2.23.2009

NIKKI FINKE ON OSCAR NIGHT: "GAYEST OSCARS EVER"...





...I found Hugh Jackman amazing and the opening number excellent. I agree with most of Nikki's reportage below, especially for the shame of Foreign Oscars awards and not having Marion Cotillard, last actreess incredible Best Actress winner, on the show...(Shocking!)

Starts at 5:30 PM PT... Come for the cynicism. Stay for the subversion. Add your comment. Refresh for updates. Warning: Not for the easily offended or shocked.
81st Academy Awards BEGINS!
Hugh Jackman looks great although that Mystic Tan is a bit dark. (Is it rubbing off on his cuffs?) Now, to get ratings, he'll take his clothes off. Have you seen his bulging biceps? Howza!
OHMYGAWD, it's not the Oscars: IT'S THE TONY'S! Worst Academy Awards opening ever. None of these lyrics are funny. Alan Carr's showstopper of Snow White and Rob Lowe (remember how our jaws went slack?) is starting to look like a masterpiece in comparison.
I really feel sorry for Jackman having to perform this crapfest number. Leave it to the Academy to find a completely inappropriate way of acknowledging the financial crisis. Maybe he'll just keep the Wolverine suit on for the rest of the year so no one will recognize him.
OK, I'm going to say it: GAYEST OSCARS EVER! (Not that there's anything wrong with that.

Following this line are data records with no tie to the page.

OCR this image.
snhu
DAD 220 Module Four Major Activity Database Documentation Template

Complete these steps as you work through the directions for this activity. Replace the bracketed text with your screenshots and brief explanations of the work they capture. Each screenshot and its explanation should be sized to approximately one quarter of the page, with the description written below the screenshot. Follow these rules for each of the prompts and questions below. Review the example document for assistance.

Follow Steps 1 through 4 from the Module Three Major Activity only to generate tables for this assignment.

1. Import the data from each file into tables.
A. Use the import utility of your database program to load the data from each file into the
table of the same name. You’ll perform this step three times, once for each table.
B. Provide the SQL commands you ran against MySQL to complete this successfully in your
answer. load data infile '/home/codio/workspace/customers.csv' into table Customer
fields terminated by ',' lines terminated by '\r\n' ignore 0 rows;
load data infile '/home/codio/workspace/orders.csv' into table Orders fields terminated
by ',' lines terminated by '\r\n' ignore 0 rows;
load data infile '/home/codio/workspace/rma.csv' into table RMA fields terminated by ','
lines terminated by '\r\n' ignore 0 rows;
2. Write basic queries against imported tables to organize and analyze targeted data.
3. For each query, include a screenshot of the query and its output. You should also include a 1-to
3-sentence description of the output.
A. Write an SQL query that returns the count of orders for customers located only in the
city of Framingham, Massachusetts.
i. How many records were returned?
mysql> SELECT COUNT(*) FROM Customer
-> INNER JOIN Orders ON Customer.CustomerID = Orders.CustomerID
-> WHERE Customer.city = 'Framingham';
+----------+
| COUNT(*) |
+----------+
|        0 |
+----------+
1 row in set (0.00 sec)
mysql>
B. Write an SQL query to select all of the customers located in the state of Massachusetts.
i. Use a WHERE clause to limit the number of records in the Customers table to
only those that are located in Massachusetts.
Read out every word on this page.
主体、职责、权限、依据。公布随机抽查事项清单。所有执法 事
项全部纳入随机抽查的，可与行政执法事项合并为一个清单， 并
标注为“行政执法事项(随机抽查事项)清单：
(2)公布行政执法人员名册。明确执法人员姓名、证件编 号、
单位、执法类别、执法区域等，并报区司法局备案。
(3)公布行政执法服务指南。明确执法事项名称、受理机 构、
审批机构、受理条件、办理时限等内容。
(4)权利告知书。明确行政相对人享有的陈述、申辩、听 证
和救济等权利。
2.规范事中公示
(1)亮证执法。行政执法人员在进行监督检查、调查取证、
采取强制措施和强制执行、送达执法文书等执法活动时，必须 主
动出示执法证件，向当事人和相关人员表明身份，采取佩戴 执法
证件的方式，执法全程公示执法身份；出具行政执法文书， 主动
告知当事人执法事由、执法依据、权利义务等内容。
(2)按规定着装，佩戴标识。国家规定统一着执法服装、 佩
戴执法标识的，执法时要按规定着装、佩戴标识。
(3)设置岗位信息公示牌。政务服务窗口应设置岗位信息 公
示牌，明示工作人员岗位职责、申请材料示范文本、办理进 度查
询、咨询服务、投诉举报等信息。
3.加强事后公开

I voted against Prop 8.) But Hugh sitting on Frank Langella's lap? Talking about kissing him? After performing a song and dance number? Seriously, did producers Larry Mark and Bill Condon, or director Roger Goodman, or designer David Rockwell, and the usual team of writers like Bruce Vilanch, deliberately try to ruin Jackman's career by giving him such ridiculous material and props (a lawn chair?) to work with? More importantly, tell me how this number is going to widen the viewership for the Oscars which the Academy was desperate to accomplish tonight? As one of my commenters noted, "I would hope these younger audiences the Academy is attempting to reach this evening are smarter than this entertainment eyesore!"
This is the Oscars, people, a celebration of the movie industry, not the touring company of some low-tech Off-Off-Off Broadway musical. Where are the special effects, eye-popping visuals, and other high-tech gizmos?
As I already told you, the Oscars producers this year dissed last year's actor winners by deciding that France's Marion Cotillard (Best Actress for La Vie En Rose) and Spain's Javier Bardem (Best Supporting Actor for No Country For Old Men), Scotland's Tilda Swinton (Best Supporting Actress for Michael Clayton) and even England's Daniel Day-Lewis (Best Actor for There Will Be Blood) weren't big enough names to carry on the time-honored tradition of announcing this year's winners by themselves. So the unusual step was taken to bring onstage from a riser 5-person groups including other Best Actor or Best Supporting Actress winners from past eras in order to add more glitz and glamour to the presentations.